The Least Square Error (LSE) model estimate is given by:
$\ \mathbf{\tilde{m}}=(\mathbf{A^\top A})^{-1}\mathbf{A^\top d}$
Typically the linear equation is ill-conditioned and as a consequence the model estimate tends to oscillate.
The LSE solution to the linear equation is equivalent to minimizing the following cost function:
$\ C=\|\mathbf{d-Am}\|^2$
In order to stabilize the solution we may introduce a "dampening" term:
$\ C=\|\mathbf{d-Am}\|^2 + \|\mathbf{\Gamma m}\|^2$
where $\ \Gamma$ is called the Tikhonov matrix.
The Tikhonov matrix should penalize unwanted aspect of a solution.
The stabilized LSE model estimate then becomes:
$\ \mathbf{\tilde{m}}=(\mathbf{A^\top A+\Gamma^\top \Gamma})^{-1}\mathbf{A^\top d}$
As an example problem say I have the model $\ m(x)=x^2, 0 \leq x \leq 1 $.
Instead of observing the model directly I am observing the derivative of the model + some noise (n):
$\ d(x)=\frac{dm}{dx}+e$
From measurements of d(x) I want to estimate m(x).
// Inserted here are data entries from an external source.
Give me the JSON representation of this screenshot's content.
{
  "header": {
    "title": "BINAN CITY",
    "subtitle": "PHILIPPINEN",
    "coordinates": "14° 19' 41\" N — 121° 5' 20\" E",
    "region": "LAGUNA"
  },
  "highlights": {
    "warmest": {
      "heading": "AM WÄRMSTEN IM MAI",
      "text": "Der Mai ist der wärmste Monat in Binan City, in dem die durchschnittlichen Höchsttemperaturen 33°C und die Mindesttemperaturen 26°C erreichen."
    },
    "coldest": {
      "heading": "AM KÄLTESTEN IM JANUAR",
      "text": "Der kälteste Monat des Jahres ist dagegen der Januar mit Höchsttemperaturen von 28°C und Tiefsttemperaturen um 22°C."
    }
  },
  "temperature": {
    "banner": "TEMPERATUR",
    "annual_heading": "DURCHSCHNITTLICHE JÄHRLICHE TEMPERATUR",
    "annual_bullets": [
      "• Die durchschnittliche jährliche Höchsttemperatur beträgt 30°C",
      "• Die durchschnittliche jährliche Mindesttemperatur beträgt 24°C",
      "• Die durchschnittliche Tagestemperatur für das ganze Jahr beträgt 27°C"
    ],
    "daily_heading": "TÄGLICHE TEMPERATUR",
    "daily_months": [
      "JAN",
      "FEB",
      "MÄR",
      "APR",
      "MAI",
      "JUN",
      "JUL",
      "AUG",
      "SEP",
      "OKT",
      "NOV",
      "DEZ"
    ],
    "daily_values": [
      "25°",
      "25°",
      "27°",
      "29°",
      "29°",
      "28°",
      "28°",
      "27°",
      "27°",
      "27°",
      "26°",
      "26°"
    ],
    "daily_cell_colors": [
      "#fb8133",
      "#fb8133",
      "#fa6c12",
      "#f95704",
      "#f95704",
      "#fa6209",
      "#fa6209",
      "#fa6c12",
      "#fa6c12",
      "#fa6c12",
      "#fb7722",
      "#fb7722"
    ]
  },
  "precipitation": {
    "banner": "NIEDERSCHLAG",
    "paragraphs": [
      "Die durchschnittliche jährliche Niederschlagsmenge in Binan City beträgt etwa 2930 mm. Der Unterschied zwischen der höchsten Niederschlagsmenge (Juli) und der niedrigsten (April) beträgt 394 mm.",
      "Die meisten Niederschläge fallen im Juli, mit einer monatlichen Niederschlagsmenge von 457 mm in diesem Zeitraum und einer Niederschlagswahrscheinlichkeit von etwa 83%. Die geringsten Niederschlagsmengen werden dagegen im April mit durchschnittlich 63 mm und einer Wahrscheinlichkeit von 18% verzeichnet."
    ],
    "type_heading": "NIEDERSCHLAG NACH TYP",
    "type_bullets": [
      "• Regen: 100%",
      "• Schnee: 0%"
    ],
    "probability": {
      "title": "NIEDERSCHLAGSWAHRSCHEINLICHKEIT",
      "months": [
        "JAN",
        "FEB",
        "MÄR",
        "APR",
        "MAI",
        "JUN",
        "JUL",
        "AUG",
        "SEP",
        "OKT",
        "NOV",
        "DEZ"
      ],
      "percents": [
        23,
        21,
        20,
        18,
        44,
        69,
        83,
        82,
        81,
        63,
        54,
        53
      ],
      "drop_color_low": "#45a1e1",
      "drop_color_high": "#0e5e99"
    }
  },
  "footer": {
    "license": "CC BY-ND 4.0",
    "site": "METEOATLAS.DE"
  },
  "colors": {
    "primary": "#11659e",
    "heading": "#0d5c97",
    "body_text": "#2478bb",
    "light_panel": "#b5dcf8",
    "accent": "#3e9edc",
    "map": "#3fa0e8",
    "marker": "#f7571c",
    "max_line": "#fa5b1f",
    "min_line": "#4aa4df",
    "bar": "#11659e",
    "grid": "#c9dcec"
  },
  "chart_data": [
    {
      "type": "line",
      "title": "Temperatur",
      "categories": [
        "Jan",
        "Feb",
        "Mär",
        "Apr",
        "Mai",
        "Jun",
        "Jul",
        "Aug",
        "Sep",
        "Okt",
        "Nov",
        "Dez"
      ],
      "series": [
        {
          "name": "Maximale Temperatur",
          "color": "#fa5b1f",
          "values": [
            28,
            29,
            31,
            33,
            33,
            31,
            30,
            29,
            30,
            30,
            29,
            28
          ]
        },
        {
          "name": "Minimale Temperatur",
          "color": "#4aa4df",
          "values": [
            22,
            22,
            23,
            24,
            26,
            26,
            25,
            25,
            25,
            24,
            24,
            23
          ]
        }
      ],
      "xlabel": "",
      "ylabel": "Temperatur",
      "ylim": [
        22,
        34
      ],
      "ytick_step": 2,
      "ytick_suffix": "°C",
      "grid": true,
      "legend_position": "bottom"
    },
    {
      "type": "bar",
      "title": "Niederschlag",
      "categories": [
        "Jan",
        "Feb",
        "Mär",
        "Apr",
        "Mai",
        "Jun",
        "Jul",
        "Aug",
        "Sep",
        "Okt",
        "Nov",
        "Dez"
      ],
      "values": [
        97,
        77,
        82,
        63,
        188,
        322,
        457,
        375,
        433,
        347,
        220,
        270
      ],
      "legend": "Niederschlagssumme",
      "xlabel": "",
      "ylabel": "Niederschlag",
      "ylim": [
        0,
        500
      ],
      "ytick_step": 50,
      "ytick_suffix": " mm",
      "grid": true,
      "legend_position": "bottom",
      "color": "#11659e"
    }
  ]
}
Say I know that m(0)=0.
My linear inverse problem is now:
$\ \mathbf{d}=\mathbf{A}\mathbf{m}+\mathbf{e}, \mathbf{A=D_x}$
where $\ \mathbf{D_x}$ is the differential operator (matrix) for which I use central differences.
The LSE solution to this problem oscillates a lot:
Therefore I want to dampen it by using an appropriate Tikhonov matrix.
Which Tikhonov matrix should I use?
Best Answer
Try $\Gamma = \alpha \Delta$, where $\Delta$ is a discretized version of the Laplace operator (ie, a second difference operator), and $\alpha$ is a scalar regularization parameter. The action of the Laplacean is to amplify high frequency modes, so such regularization will smooth your solution.